Si fa sempre più delicata la posizione del Ministro Cancellieri sul caso Ligresti; nell’interrogatorio avvenuto il 22 agosto scorso, la Cancellieri asseriva di aver ricevuto una telefonata da Antonio Ligresti, vecchio amico di famiglia preoccupato per le condizioni di salute della nipote Giulia, detenuta dal 17 luglio insieme al padre e alla sorella nel carcere di Vercelli.



La telefonata, avvenuta tre giorni prima, il 19 agosto, non è però partita dal cellulare di Ligresti - come asserito dalla Guardasigilli - bensì da quello del Ministro, cosa che da ben altro tono alla telefonata stessa; dai tabulati risulta inoltre che non solo il Ministro ma anche il marito, Sebastiano Peluso, avrebbe telefonato più volte ad Antonio Ligresti, esattamente sei durante i giorni decisivi ai fini della scarcerazione di Giulia Ligresti.





La tesi della solidarietà verso una famiglia con la quale si ha un rapporto di amicizia e che vive un momento di difficoltà viene dunque a cadere, considerato il fitto scambio di telefonate che ha coinvolto le due famiglie (nove in un mese, due la settimana), spropositato rispetto all’esplicitare semplice vicinanza in un momento critico.



La vicenda è ormai nota a tutti, con la procedura accelerata (e per questo finita nel mirino delle Autorità) che ha portato alla scarcerazione della Ligresti lo scoro 19 settembre; al di là di quale sarà l’epilogo della vicenda (il prossimo mercoledì la Guardasigilli affronterà il voto in aula) sembrerebbe già palesarsi un’ipotesi di reato per il Ministro, che avrebbe comunque rilasciato falsa testimonianza.





La vicenda non fa che compromettere ulteriormente la credibilità di una classe politica continuamente bersagliata da ondate di disapprovazione connesse a comportamenti poco trasparenti e spesso agganciati ad interessi personali, cioè diametralmente opposti a quelli cui dovrebbe naturalmente tendere la politica (ovvero sia il perseguimento del bene comune).
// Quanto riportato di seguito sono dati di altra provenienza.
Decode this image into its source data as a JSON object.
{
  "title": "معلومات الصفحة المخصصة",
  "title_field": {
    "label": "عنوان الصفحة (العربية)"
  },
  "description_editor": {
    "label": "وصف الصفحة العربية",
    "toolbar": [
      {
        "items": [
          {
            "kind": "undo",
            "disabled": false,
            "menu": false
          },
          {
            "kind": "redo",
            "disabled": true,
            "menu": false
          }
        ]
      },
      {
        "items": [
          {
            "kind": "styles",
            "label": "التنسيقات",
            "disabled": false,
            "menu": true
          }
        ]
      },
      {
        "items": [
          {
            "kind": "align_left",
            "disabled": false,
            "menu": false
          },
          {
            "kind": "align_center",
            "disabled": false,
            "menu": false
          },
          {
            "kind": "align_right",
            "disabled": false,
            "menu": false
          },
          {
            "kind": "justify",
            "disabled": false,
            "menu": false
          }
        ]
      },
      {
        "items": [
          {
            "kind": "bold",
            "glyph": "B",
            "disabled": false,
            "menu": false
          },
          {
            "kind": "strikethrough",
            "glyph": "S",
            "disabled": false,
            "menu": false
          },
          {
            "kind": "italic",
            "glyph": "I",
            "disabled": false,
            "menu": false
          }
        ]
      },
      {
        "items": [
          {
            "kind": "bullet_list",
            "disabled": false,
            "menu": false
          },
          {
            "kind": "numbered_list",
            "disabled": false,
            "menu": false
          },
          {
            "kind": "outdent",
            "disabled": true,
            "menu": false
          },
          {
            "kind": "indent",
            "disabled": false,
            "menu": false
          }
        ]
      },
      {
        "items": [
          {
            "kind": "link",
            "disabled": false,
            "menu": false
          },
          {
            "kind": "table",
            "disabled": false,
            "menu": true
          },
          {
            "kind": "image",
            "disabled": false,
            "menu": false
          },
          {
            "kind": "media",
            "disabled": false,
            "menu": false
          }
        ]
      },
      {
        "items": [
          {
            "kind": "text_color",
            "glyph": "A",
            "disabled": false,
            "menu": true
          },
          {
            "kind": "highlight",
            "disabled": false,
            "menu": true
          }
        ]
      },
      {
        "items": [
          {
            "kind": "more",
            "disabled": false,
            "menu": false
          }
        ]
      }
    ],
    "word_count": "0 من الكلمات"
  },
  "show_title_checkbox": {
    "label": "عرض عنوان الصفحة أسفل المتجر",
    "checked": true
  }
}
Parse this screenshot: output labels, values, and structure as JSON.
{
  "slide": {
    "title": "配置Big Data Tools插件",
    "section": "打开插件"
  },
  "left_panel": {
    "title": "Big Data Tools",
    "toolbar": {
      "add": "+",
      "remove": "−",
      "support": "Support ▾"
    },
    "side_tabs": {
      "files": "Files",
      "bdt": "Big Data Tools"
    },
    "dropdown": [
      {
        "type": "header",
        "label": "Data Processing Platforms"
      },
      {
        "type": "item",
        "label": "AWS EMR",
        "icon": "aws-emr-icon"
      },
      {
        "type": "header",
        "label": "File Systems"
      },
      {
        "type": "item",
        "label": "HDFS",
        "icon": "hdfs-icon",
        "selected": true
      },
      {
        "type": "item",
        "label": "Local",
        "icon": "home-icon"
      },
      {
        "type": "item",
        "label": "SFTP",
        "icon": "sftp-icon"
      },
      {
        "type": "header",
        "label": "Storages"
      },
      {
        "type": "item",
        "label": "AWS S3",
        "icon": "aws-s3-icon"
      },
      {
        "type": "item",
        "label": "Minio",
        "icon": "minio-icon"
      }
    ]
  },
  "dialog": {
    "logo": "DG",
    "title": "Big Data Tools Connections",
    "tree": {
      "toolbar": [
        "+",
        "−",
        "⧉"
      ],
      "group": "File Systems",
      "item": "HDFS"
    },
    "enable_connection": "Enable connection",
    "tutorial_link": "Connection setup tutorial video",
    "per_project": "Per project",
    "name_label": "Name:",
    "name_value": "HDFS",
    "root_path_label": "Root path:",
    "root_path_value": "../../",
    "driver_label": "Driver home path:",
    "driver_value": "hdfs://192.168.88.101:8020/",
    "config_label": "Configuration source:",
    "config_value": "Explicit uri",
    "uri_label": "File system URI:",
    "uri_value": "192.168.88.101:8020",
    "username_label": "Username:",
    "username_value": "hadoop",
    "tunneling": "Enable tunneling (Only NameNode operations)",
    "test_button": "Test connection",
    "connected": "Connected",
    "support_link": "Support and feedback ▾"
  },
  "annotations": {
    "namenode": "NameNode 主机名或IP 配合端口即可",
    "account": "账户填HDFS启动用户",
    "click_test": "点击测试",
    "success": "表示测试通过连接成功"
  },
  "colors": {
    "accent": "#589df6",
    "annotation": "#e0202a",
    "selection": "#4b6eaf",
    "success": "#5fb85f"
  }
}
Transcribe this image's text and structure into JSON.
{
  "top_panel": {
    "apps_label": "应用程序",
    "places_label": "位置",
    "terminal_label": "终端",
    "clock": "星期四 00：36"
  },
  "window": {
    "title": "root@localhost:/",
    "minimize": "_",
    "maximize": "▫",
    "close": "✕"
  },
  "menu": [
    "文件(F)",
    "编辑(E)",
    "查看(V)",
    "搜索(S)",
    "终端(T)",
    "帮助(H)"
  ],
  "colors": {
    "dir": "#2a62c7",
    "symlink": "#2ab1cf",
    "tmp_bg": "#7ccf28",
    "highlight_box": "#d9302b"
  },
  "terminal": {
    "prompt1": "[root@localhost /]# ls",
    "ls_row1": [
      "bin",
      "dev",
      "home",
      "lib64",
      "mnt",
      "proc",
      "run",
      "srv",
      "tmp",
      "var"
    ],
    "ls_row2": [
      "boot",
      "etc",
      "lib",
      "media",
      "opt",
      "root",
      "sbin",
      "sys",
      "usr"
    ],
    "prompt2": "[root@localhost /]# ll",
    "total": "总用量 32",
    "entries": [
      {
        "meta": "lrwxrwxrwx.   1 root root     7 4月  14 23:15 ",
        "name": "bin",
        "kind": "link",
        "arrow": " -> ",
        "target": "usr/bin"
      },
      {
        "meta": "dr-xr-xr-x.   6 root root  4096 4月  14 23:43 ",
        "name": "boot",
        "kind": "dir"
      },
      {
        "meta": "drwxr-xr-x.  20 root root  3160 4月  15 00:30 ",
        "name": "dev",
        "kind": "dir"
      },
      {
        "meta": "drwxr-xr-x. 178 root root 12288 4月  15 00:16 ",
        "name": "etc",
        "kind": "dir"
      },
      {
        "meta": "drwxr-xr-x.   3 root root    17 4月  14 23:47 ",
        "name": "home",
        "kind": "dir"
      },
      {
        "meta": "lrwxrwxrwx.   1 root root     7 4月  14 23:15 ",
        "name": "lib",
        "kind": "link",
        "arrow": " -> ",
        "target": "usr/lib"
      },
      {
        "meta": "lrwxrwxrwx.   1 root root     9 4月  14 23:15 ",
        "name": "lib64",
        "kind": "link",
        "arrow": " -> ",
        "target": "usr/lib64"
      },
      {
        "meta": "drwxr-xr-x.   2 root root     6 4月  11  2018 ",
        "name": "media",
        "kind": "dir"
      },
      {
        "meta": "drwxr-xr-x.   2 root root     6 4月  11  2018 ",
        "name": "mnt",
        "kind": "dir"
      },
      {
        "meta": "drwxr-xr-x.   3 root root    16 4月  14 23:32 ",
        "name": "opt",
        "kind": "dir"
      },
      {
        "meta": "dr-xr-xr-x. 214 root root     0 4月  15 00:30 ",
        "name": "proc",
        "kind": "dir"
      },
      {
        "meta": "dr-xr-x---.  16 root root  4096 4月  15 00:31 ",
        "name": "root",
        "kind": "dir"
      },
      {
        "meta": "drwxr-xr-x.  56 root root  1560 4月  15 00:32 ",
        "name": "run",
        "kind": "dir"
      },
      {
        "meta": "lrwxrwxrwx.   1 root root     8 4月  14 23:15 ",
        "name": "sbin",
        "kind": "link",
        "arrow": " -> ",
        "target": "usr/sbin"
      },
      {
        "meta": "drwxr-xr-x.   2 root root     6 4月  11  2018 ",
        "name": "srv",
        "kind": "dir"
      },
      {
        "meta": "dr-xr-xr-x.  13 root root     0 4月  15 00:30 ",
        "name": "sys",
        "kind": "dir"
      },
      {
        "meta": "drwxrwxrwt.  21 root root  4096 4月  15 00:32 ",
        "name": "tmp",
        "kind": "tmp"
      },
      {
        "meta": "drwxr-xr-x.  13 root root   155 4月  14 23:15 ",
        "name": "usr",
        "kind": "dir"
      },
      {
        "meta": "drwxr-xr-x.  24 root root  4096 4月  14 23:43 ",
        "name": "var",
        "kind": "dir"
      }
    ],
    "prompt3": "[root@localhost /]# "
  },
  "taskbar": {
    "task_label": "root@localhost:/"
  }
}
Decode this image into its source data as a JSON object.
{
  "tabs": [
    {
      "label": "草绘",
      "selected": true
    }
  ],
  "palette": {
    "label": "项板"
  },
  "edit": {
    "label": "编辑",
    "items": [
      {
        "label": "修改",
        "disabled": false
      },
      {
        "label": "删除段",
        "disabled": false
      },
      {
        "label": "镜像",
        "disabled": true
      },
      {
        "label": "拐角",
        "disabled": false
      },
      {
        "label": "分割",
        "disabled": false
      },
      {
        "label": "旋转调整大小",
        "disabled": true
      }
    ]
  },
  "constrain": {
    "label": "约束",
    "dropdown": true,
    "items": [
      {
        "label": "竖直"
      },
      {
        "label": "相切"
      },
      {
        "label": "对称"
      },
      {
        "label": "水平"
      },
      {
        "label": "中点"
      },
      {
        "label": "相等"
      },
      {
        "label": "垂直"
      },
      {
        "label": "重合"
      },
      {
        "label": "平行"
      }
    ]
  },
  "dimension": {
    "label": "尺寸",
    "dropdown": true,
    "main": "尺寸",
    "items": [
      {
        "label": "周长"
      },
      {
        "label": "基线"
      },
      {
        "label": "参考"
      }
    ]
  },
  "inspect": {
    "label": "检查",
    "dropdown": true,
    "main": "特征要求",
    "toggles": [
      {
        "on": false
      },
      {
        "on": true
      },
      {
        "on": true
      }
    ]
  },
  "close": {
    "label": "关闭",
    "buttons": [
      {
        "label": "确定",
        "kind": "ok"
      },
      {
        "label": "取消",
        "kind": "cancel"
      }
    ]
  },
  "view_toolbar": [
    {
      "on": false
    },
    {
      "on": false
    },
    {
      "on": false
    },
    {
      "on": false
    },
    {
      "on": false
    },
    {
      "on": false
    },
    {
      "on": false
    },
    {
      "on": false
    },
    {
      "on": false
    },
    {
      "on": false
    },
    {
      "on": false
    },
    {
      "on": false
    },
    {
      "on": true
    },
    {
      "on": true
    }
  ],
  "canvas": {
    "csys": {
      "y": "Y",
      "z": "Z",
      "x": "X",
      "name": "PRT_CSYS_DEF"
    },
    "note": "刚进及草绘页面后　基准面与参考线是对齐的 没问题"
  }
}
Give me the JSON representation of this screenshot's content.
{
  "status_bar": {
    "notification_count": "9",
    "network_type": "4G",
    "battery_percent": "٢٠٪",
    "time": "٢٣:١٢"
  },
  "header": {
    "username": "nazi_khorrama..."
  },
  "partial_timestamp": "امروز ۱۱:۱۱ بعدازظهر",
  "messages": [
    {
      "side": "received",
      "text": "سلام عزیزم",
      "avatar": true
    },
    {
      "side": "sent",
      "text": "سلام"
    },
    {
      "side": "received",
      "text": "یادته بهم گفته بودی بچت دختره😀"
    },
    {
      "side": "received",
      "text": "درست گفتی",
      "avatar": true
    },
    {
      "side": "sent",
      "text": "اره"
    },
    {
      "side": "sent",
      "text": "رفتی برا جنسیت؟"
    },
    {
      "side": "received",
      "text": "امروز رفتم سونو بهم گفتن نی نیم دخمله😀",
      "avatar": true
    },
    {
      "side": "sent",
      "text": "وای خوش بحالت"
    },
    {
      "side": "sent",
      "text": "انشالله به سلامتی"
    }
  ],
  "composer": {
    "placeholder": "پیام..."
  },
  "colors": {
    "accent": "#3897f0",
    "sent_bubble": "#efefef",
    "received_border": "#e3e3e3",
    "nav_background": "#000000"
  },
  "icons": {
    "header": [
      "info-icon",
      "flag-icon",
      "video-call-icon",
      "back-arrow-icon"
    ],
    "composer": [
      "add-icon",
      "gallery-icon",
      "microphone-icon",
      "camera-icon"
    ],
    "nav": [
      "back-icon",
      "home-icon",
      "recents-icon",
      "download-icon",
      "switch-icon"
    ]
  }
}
Non è di certo come rilasciare dichiarazioni false ad un pm (cosa comunque da accertare nei tempi e modi dovuti), ma anche “le fesserie” che ha recentemente ammesso di aver detto in sede di campagna elettorale l’ex esponente del M5S Antonio Venturino (intervistato da Giulio Golia nel corso di un servizio del programma Mediaset ‘Le Iene’), contribuiscono a non gettare acqua sul fuoco divampato a livello globale in questi giorni; il rischio concreto è che la classe politica italiana perda di credibilità più di quanto non sia già accaduto in passato.